Digital humanities

Maintained by: David J. Birnbaum ( [Creative Commons BY-NC-SA 3.0 Unported License] Last modified: 2012-10-29T03:24:26+0000

Schematron test

The text

For this test we are using Skyrim, which you can download from For test purposes you should delete the line at the top that links to the Relax NG schema. You won’t need to do any Relax NG validation, and you don’t have the Relax NG schema file anyway, so deleting this line will save you from getting a lot of distracting schema file not found error messages.

How information about factions is represented in the text

The file has a cast of characters at the top that contains a list of characters and factions that are mentioned in the body section, below the cast list. For the test we are going to ignore characters and concentrate only on factions. An entry for a faction in the cast list looks like:

<faction id="MythicDawn" alignment="evil"/>

Meanwhile, a reference to a faction in the body looks like:

The <faction ref="MythicDawn">assassins</faction> first attacked …

Any mention of a <faction> element in the body should point to a matching <faction> element in the cast list. The way it does this is that a <faction> element in the body always has a @ref attribute, and the value of that @ref attribute should match the @id attribute of some <faction> element in the cast list. In other words, the cast should list all of the factions that occur in the body, and every faction that occurs in the body should point to some faction in the cast list.

How a developer could screw up

There are at least two ways a developer could mangle these cross-references:

  1. It’s possible to encode a <faction> element in the body with a @ref attribute that doesn’t point to (that is, correspond to) the @id attribute of a <faction> element in the cast list. The @id attribute might be on a <character> element in the cast list, instead of on a <faction> element, or there might be no corresponding @id attribute at all.
  2. It’s possible to encode an unused <faction> element in the cast list, that is, one that is not pointed to by the @ref attribute of any <faction> element in the body. Since the inventory of factions in the cast list is supposed to summarize which factions occur in the body, such an error would bring the list out of sync with the reality of the body.

The task

You should write a Schematron schema that will guard against the type of error described above by checking for consistency in two ways:

  1. Write a rule for factions in the cast list to verify that all factions mentioned there also occur in the body. That is, there should be no faction listed in the cast list that is not also present in the body.
  2. Write a rule for factions in the body that verifies that they have a @ref attribute that points to an @id attribute on a <faction> element in the cast list. Note that it isn’t enough to check for the existence of a corresponding @id attribute, since there are @id attributes on <character> elements in the cast list, and not just on <faction> elements. Not only must the @id exist, but it must be associated with a <faction> in the cast list.

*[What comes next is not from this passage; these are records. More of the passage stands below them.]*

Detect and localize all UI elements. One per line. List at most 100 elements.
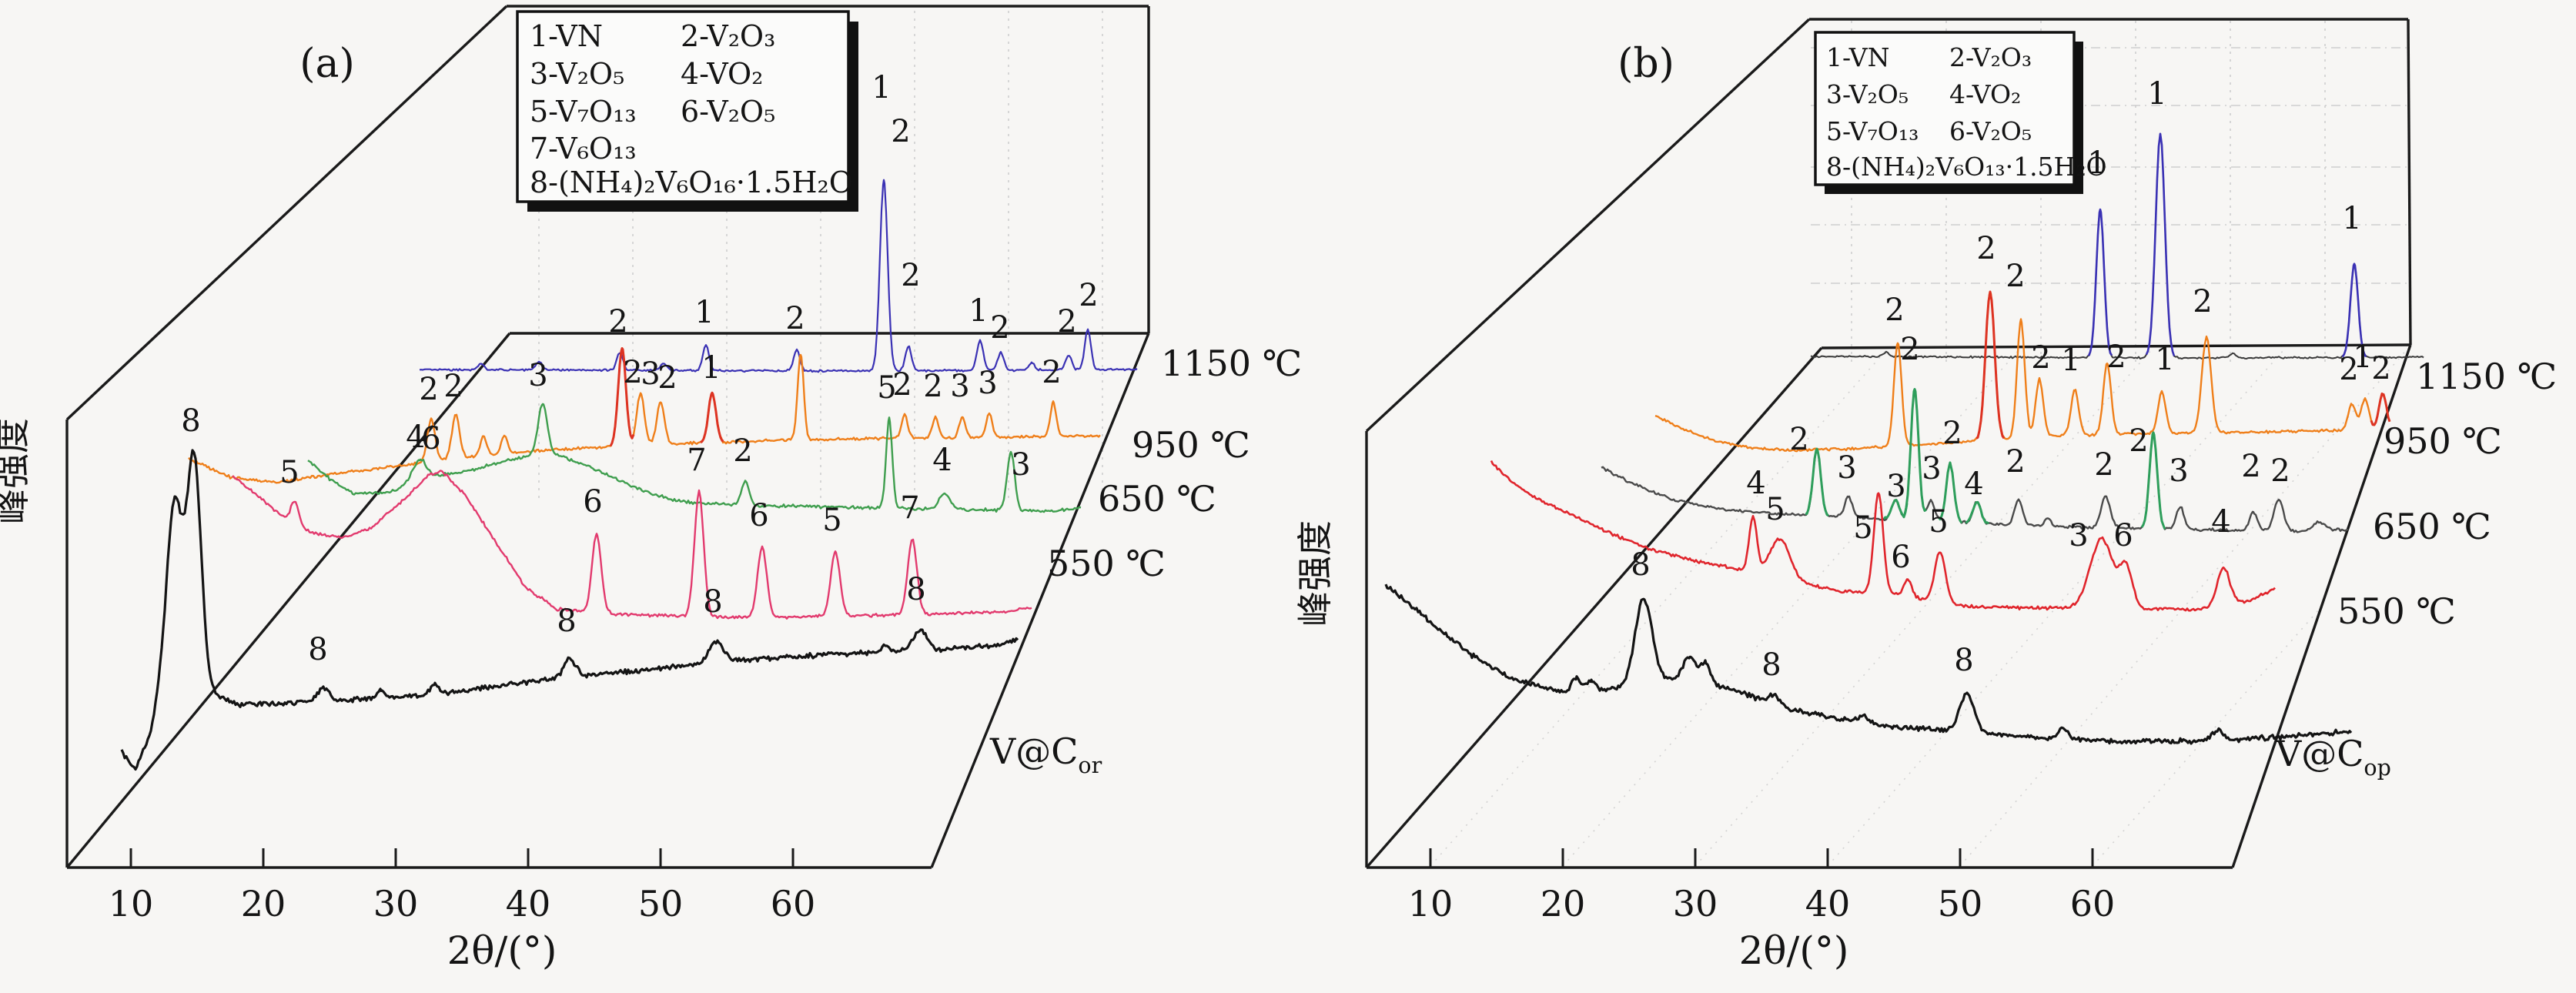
phase-label-2: 2 — [1789, 422, 1808, 457]
phase-label-2: 2 — [990, 310, 1009, 346]
panel-b-x-ticks: 10 20 30 40 50 60 — [1408, 848, 2116, 924]
panel-b-temperature-labels: 1150 ℃ 950 ℃ 650 ℃ 550 ℃ — [2337, 356, 2557, 632]
phase-label-8: 8 — [1954, 643, 1973, 678]
phase-label-1: 1 — [2061, 343, 2080, 378]
peak-highlight — [2341, 262, 2367, 358]
phase-label-2: 2 — [657, 360, 677, 396]
x-tick-label: 50 — [1938, 883, 1983, 924]
trace-a-550C: 5 6 6 7 6 5 7 — [232, 421, 1032, 620]
phase-label-4: 4 — [932, 443, 952, 478]
phase-label-8: 8 — [906, 572, 925, 607]
phase-label-7: 7 — [900, 490, 919, 526]
panel-b-sample-label: V@Cop — [2275, 733, 2391, 781]
legend-entry: 5-V₇O₁₃ — [530, 95, 637, 129]
phase-label-1: 1 — [2353, 339, 2372, 375]
phase-label-3: 3 — [2069, 518, 2088, 553]
phase-label-2: 2 — [1079, 278, 1098, 313]
legend-entry: 1-VN — [1826, 42, 1889, 72]
phase-label-2: 2 — [901, 258, 920, 293]
peak-highlight — [1805, 447, 1829, 517]
panel-b-letter: (b) — [1618, 41, 1674, 87]
legend-entry: 3-V₂O₅ — [1826, 79, 1909, 109]
phase-label-2: 2 — [2006, 444, 2025, 480]
trace-a-V@C-or: 8 8 8 8 8 — [120, 403, 1019, 771]
phase-label-2: 2 — [1885, 293, 1904, 328]
phase-label-2: 2 — [2031, 340, 2050, 376]
panel-a-x-ticks: 10 20 30 40 50 60 — [109, 848, 816, 924]
phase-label-2: 2 — [2006, 259, 2025, 294]
temperature-label: 1150 ℃ — [1161, 343, 1302, 384]
panel-b-x-axis-title: 2θ/(°) — [1739, 928, 1849, 973]
panel-a-temperature-labels: 1150 ℃ 950 ℃ 650 ℃ 550 ℃ — [1047, 343, 1302, 584]
panel-a-sample-label: V@Cor — [989, 731, 1102, 778]
phase-label-2: 2 — [2193, 284, 2212, 319]
temperature-label: 550 ℃ — [2337, 590, 2456, 632]
temperature-label: 550 ℃ — [1047, 543, 1166, 584]
legend-entry: 7-V₆O₁₃ — [530, 132, 637, 166]
x-tick-label: 60 — [2070, 883, 2116, 924]
phase-label-6: 6 — [2113, 518, 2133, 553]
legend-entry: 5-V₇O₁₃ — [1826, 116, 1919, 146]
phase-label-2: 2 — [1942, 416, 1962, 451]
panel-a-letter: (a) — [299, 41, 355, 87]
phase-label-5: 5 — [1765, 492, 1785, 527]
phase-label-2: 2 — [892, 367, 912, 403]
phase-label-2: 2 — [2241, 449, 2260, 484]
phase-label-2: 2 — [608, 304, 627, 339]
phase-label-5: 5 — [1929, 504, 1948, 540]
phase-label-8: 8 — [308, 632, 327, 667]
phase-label-1: 1 — [969, 293, 988, 329]
panel-b-frame — [1365, 18, 2412, 869]
phase-label-2: 2 — [623, 355, 642, 390]
panel-a-legend: 1-VN 2-V₂O₃ 3-V₂O₅ 4-VO₂ 5-V₇O₁₃ 6-V₂O₅ 7-V₆O₁… — [516, 10, 858, 212]
phase-label-1: 1 — [2147, 76, 2166, 112]
legend-box — [516, 10, 850, 203]
phase-label-3: 3 — [1837, 450, 1856, 486]
legend-entry: 4-VO₂ — [681, 57, 763, 91]
panel-a-x-axis-title: 2θ/(°) — [447, 928, 557, 973]
phase-label-2: 2 — [2094, 447, 2113, 483]
phase-label-3: 3 — [1886, 469, 1905, 504]
phase-label-4: 4 — [1964, 466, 1983, 502]
panel-b-legend: 1-VN 2-V₂O₃ 3-V₂O₅ 4-VO₂ 5-V₇O₁₃ 6-V₂O₅ 8-(NH₄… — [1814, 31, 2107, 194]
peak-highlight — [1937, 461, 1963, 524]
x-tick-label: 30 — [373, 883, 419, 924]
temperature-label: 1150 ℃ — [2416, 356, 2557, 397]
x-tick-label: 30 — [1673, 883, 1718, 924]
panel-a-y-axis-label: 峰强度 — [0, 418, 33, 524]
phase-label-6: 6 — [583, 484, 602, 520]
temperature-label: 950 ℃ — [2384, 420, 2502, 462]
phase-label-8: 8 — [557, 603, 576, 639]
phase-label-5: 5 — [1853, 510, 1872, 546]
phase-label-1: 1 — [2087, 145, 2106, 181]
legend-entry: 2-V₂O₃ — [681, 19, 775, 53]
phase-label-6: 6 — [1891, 540, 1910, 575]
panel-b-y-axis-label: 峰强度 — [1294, 520, 1336, 627]
x-tick-label: 60 — [771, 883, 816, 924]
phase-label-5: 5 — [877, 370, 896, 406]
peak-highlight — [1882, 498, 1909, 520]
phase-label-2: 2 — [733, 433, 752, 469]
phase-label-2: 2 — [891, 114, 910, 149]
phase-label-4: 4 — [2211, 504, 2230, 540]
trace-b-1150C: 1 1 1 — [1810, 76, 2424, 360]
phase-label-2: 2 — [785, 301, 805, 336]
x-tick-label: 10 — [109, 883, 154, 924]
peak-highlight — [1902, 388, 1927, 517]
phase-label-1: 1 — [694, 295, 714, 330]
legend-box — [1814, 31, 2076, 186]
peak-highlight — [2140, 431, 2166, 530]
phase-label-8: 8 — [1761, 647, 1781, 683]
phase-label-2: 2 — [1042, 355, 1061, 390]
phase-label-1: 1 — [2342, 201, 2361, 236]
phase-label-3: 3 — [950, 369, 969, 404]
phase-label-3: 3 — [978, 366, 997, 401]
phase-label-3: 3 — [2169, 453, 2188, 489]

You should check the effectiveness of your rules by introducing errors into the XML file to see whether your Schematron rules report them.

What to do if you finish early

You don’t have to do anything more than what’s described above, but in case you finish early: One might think one could use the same type of validation to check for cross-references on <character> elements: is every character mentioned in the cast list also encountered in the body and does every character mentioned in the body have a @ref attribute that points to the @id attribute of a <character> element in the cast list?

This turns out to be harder than with factions because there are elements in the body like:

the <character ref="hero Jauffre MartinSeptim">three of them</character> made their way

The problem here is that there is no <character> element in the cast list with an @id attribute whose value is hero Jauffre MartinSeptim. Instead, this is a pointer to three separate characters in the header. The strategy for checking coreference therefore has to involve breaking apart the @ref attribute and checking each of the three pointers separately. This is the sort of task for which the XPath tokenize() function was created.

There is a hypothetical parallel problem concerning the other half of the assignment. Suppose there is a <character id="Eric" loyalty="empire" alignment="neutral"/> element in the head, but the only time Eric occurs in the body is in combination with another character, e.g., <character ref="Eric David">. We can’t just check whether there is a @ref attribute in the body that matches the string Eric because there isn’t; here, too, we have to break apart the value of the @ref and check each part separately. This situation doesn’t happen to occur in our text, but it is potentially possible and therefore something against which a well-designed development environment would protect the user.